Apparently, the plebeian pressure for legislation was triggered by the patrician monopoly of law.15 Most of the rules that framed Rome’s everyday activity were under the control of the pontifices (see pontifex/pontifices), a priestly association (collegium) that handled some of Rome’s most important religious functions. Although the sources claim that the law was secret (Val. Max. 2.5.2; Livy, Ab Urb Cond., 9.46), it is hardly likely that common Romans would have ignored the basic rules of succession, manumission, robbery, or divorce, as they are asserted in the Twelve Tables.16 Although most of the basic rules must have been common knowledge, it is likely that the procedures were a matter of specialised erudition, which would explain some of the features of the decemviral text, which usually treats procedural aspects of law.17

Behind the Twelve Tables lies an important idea, that of transforming customary law into statutory law or leges. During the time of the Twelve Tables, the idea of legislating was not new to the Roman mind.18 In fact, during the regal era, the kings seem to have effectively legislated (see law of the kings), and there are even examples of such statutes, as on the lapis niger, a slab of black marble with an inscription that appears to be a law of some kind from the 6th century bce.19 The idea behind the Twelve Tables seems to be much more ambitious, for many aspects of the law—which presumably would have been previously ruled by custom—would now fall under its statutory range, to the point that Livy claims that the Twelve Tables became the source of all public and private law (Livy, Ab Urb Cond.,3.34.6). Although this statement seems exaggerated,20 it does reflect the importance and character such laws had for the Roman spirit. The Twelve Tables seem to focus on what later tradition will call private law. Besides some occasional rules, like the one regarding the comitatus maximus (XIIT 9.1–2), there is hardly any rule that involves the organisation of the city itself, the magistracies, the senate, or the consulship. This is even more puzzling when considering that, according to Livy, the main objective of the plebs would have been to regulate the power of the consuls. According to tradition, many features of Roman public law already had a legislated character through the action of the kings, so this might be a reason for the Twelve Tables not to enter into such matters. But this seems unlikely, for many times the Twelve Tables simply repeat what was already enforced by regal legislation. Another reason might lie in the suppression of earlier magistracies. In Livy’s narrative, the appointment of decemvirs seems to be as ground shaking as the fall of the kings, and a new form of government is implied. All previous magistracies, including the plebeian tribunes and consuls, were suppressed, until their restoration through the lex Valeria Horatia after the fall of the second decemvirate (see Valerius Poplicola, Lucius and Horatius Barbatus, Marcus). Perhaps the Twelve Tables did not legislate on the earlier magistracies because the decemvirate was intended to become a permanent magistracy that would rule the city with unrivalled power.21 This would explain also the presence of four plebeians in the second decemvirate, although this is highly speculative.

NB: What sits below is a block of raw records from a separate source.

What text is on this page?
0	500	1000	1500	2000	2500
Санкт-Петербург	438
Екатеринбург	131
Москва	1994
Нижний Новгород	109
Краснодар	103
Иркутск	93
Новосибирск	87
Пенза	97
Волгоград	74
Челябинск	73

What seems new and revolutionary in the Twelve Tables is the idea of creating a general legal text that would cover the most important, if not all, legal matters to be publicly displayed and easily learned. Until the Twelve Tables, statutory law seems to have been sporadic, as islands in a sea of custom. Although the Twelve Tables were not enough to wholly revert this situation, from their time onwards, the lex became the paradigm of law.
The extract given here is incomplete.